6. I’m a synthetic thinker. Please don’t confuse me with techies or builders or mere service providers. I’m all and none of these! I haven’t figured out how to charge for my lateral work, though. But at least I’m not the only confused architect! All I really need to know to get that next job is to underbid the next guy.

If it were only the AIA that sent out Look Up-type messages, we wouldn’t worry. But because our schools teach us the same thing, which we then spout in our brochures, which our historical narratives indulge, and which the media—with its rare, often negative mentions of us—perpetuates, the message is deeply damaging and relevant.

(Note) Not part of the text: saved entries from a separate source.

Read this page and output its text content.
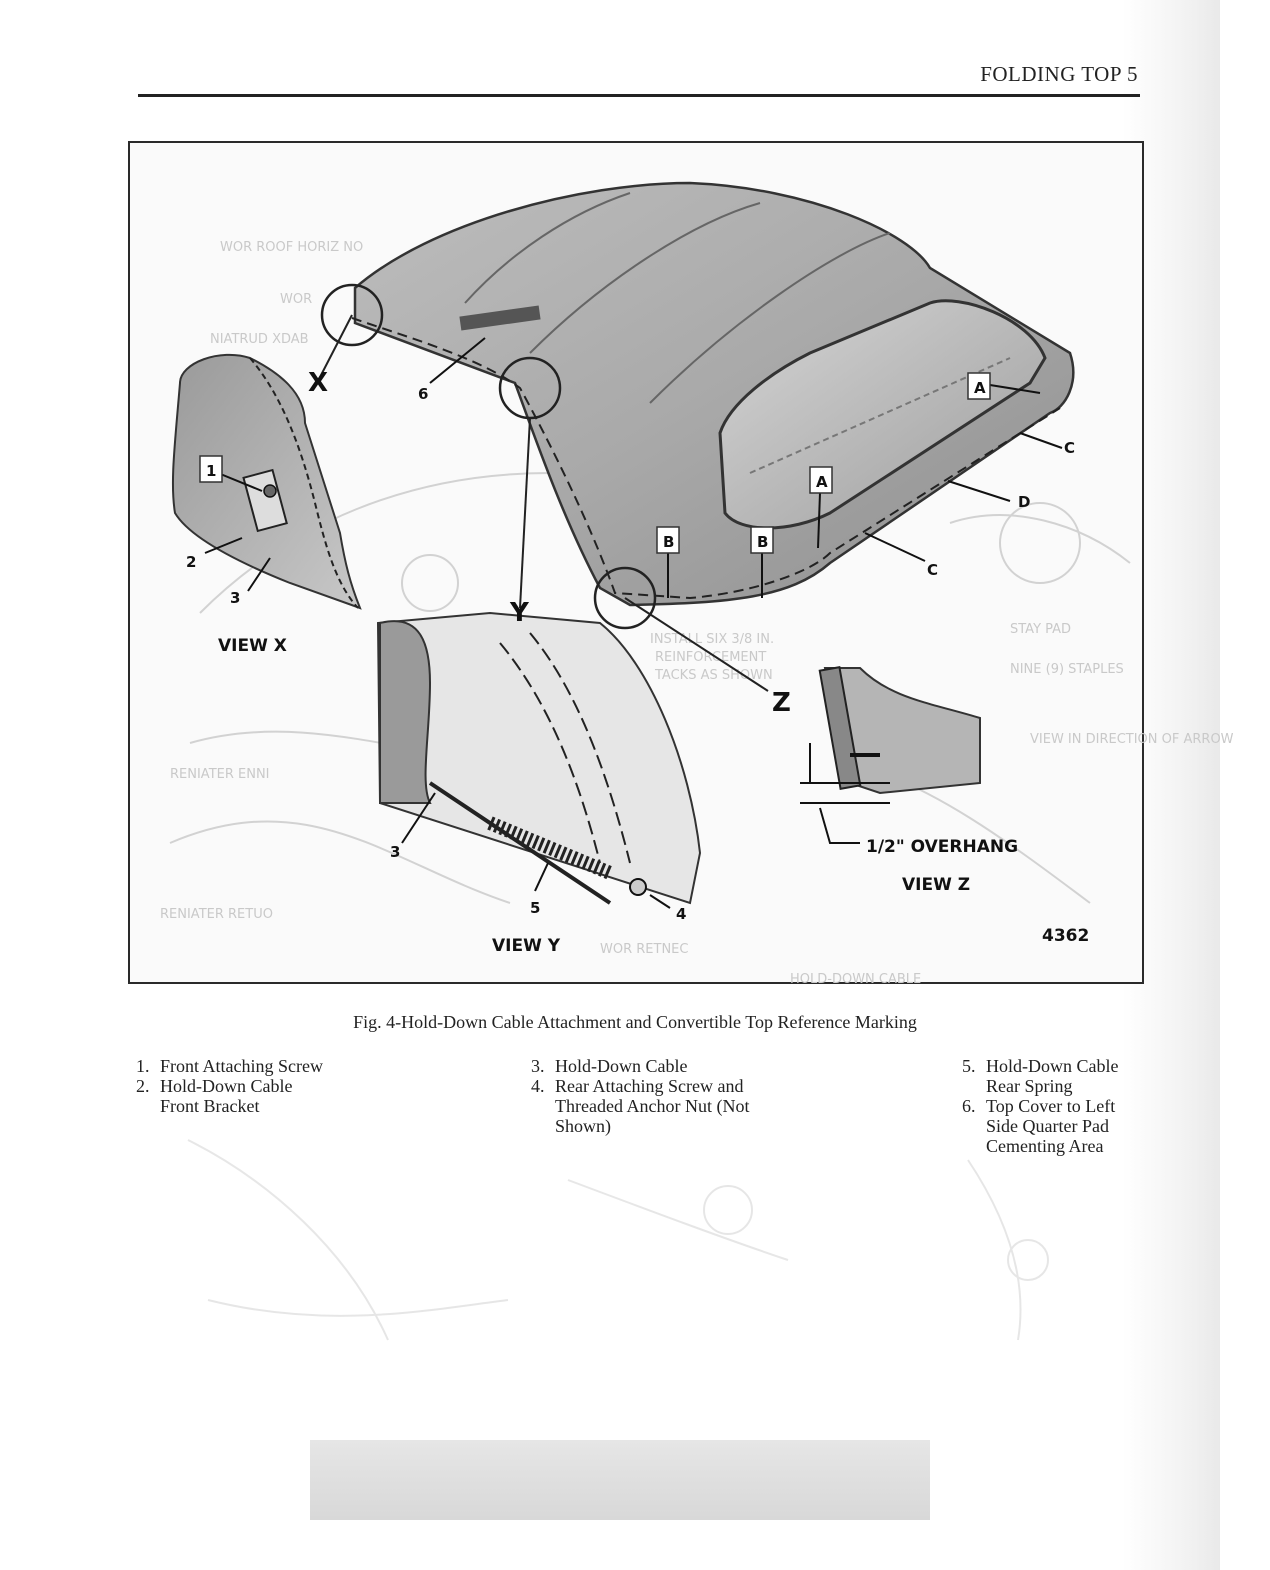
FOLDING TOP 5
WOR ROOF HORIZ NO
WOR
NIATRUD XDAB
INSTALL SIX 3/8 IN.
REINFORCEMENT
TACKS AS SHOWN
RENIATER ENNI
RENIATER RETUO
WOR RETNEC
HOLD-DOWN CABLE
STAY PAD
NINE (9) STAPLES
VIEW IN DIRECTION OF ARROW
X
Y
Z
A
A
B	B
C
C
D
6
1
2
3
3
4
5
VIEW X
VIEW Y
VIEW Z
1/2" OVERHANG
4362
Fig. 4-Hold-Down Cable Attachment and Convertible Top Reference Marking
1. Front Attaching Screw
2. Hold-Down Cable Front Bracket
3. Hold-Down Cable
4. Rear Attaching Screw and Threaded Anchor Nut (Not Shown)
5. Hold-Down Cable Rear Spring
6. Top Cover to Left Side Quarter Pad Cementing Area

A colleague of mine, Philip Allsopp, recently observed:

 “[At] the heart of the issues we are discussing are two different epistemologies for the way we live on this planet. One of them is born out of a convenient corporate aberration of Adam Smith's writings . . . wherein every person only does things that will result in personal gains—no matter what the consequences are for others or the world around them. The other has its roots in democracy and speaks to the power of helping others to thrive and by doing so returns large and sustained economic and social benefits.”

Architects, and architecture as a whole profession, must decide which epistemology is theirs. Looking up just guarantees that we don’t look at the dichotomy at all. I believe that the world divides on other lines: those who have the courage to look at true conditions and those who do not.


In July of 2013, the Architecture Lobby held its first meeting. Those gathered in Brooklyn—thirteen in all—had identified their frustrations with the profession of architecture: how hard architects and designers worked for little reward, debt taken on during school, projects that rarely had social relevance, firms that did not pay interns or overtime, offices with sexist protocols, impossible work-life balance, and lack of support from the AIA.

This discussion did not yield specific actions, but it did identify that the problem sat at the feet of all the actors in an architectural project: the public, or clients who don’t understand the profession and pay accordingly; firm owners who don’t negotiate good fees and hence pass down insufficient wages; and firm employees who believe that they are lucky to work for almost nothing. The group realized the need to hold meetings every third week, a policy that the New York chapter of the Lobby still follows. By the second meeting (still in Brooklyn), we had our name. By the fifth (at the East 19th Street Manhattan office of a supportive firm) we identified the content for our website—three declarations for each of the three constituents (the public, firm owners, and staff). By the eighth, we had people outside of the New York City area calling in.

Anxious to find a cause that would announce our presence and our concerns, we used the 2014 Venice Architecture Biennale as an occasion to announce our presence. Two Lobby members in Venice turned the nine points of the website declaration into our ten-point manifesto and, part protest and part performance, made public our demand for change in the profession. The manifesto has since been the road map for our actions. We now have ten chapters across the country.